David Canclini of Stockton reports, “The colder weather appears to have moved new birds into the Grasslands and onto private clubs near Gustine, especially wigeon, gadwall, and the ever-present shoveler. Green-winged teal are abundant, too, but it depends where and how they choose to fly on a given day.” Nightly temperatures drop into the low 30s while daytime highs reach the low 60s under sunny skies. In response, teal tend to fly early and then sit down for the duration, preening and sleeping in the warmth of the sun.

“We’re still struggling to eke out a two-bird average on most of the public areas,” says Sean Allen, interim manager at Los Banos Wildlife Area. “The storm and wind helped, but not what you might expect. There was a little uptick during the storm.

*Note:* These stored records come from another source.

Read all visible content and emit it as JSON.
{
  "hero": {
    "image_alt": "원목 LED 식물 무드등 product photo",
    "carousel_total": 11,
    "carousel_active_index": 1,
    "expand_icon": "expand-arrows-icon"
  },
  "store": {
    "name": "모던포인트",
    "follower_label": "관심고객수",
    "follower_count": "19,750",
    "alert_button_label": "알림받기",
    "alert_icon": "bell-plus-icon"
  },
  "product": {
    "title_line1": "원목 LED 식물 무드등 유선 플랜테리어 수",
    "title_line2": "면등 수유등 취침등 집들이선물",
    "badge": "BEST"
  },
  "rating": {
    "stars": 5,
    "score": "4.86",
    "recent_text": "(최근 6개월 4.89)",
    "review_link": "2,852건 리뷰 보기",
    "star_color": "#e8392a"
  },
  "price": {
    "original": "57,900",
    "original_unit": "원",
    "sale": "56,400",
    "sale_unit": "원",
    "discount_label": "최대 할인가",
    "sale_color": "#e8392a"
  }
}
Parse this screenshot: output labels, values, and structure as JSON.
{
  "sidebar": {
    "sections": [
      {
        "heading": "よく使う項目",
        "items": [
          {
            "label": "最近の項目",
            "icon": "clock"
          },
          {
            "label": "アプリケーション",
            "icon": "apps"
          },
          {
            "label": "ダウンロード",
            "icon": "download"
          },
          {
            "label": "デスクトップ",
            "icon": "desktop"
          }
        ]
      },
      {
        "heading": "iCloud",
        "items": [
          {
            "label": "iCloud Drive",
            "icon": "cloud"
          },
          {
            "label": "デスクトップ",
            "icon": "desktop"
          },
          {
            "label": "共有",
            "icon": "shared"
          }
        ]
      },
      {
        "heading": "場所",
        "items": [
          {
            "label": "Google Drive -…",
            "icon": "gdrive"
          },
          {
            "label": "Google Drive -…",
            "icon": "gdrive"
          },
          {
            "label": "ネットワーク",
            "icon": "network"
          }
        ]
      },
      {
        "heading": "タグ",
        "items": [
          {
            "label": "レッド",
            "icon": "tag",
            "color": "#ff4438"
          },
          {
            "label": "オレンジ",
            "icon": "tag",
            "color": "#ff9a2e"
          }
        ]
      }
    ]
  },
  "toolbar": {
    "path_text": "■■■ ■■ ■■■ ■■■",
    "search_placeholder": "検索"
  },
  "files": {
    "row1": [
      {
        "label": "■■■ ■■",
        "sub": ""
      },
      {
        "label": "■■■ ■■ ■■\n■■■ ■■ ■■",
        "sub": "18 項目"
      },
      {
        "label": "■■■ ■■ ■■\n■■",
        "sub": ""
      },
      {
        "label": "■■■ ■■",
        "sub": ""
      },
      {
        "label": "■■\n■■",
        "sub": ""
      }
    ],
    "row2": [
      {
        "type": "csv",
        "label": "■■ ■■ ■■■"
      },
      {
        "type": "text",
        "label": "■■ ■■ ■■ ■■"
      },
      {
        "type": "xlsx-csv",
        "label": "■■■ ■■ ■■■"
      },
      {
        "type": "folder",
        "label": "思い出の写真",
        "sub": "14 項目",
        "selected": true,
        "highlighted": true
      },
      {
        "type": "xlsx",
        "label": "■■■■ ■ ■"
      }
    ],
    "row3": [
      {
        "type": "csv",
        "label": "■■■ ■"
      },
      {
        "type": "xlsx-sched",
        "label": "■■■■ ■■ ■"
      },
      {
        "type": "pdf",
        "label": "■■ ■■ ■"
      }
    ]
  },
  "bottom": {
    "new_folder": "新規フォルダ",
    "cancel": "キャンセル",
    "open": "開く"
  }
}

Greenwings are very active and a few more wigeon, mallards, and pintails, are showing, especially on off days in the managed areas.”

In the Sacramento Valley, only Delevan National Wildlife Refuge (NWR) is posting consistent averages, with gadwalls, wigeon, and shovelers the predominant birds. Little Dry Creek is carding almost three birds on average, topped by mallards and wigeon. Sacramento, Colusa, and Sutter NWRs haven’t produced well, though averages increased during Saturday’s storm and high wind. In fact, at Sacramento NWR, snow geese have often been the top species in the bag.

Hunters plying their luck in rice blinds have found this season to be among the toughest in memory because of so much available habitat and private ground that isn’t disturbed. The heavy rain is providing plenty of casual water to provide ducks and geese even more choices to glean waste grain, loaf, and roost. Northern pintails are abundant, but few are falling to the gun, even with the expanded two-bird limit.

In the Bay-Delta estuary, including Suisun Marsh, green-winged teal are providing plenty of action, followed by wigeon and shovelers. White-fronted geese are loaded on Delta islands such as Twitchell, Bouldin, Mandeville, Empire and Rindge. Ron Morris near Discovery Bay reports that snow geese are present in huge numbers on the Palm Tract.

On public marshes along Highway 37 between Napa and San Rafael in the North Bay, canvasbacks, shovelers, and buffleheads are providing good sport and often can be spotted right off the highway. With all the restoration efforts at Cullinan Ranch by a number of partners, including Ducks Unlimited, it appears canvasbacks are not only responding, but some are staying throughout the spring and summer to produce local hatches of the “king of ducks.”

Richardson Bay and Suisun Bay are holding “rafts” of lesser scaup, typical of late-winter when these coveted diving ducks congregate.

Peter Ottesen is an award-winning, California-based writer who has a passion for hunting, conservation, and farming. Ottesen will provide Migration Alerts for the Pacific Flyway during the 2018-2019 waterfowl season.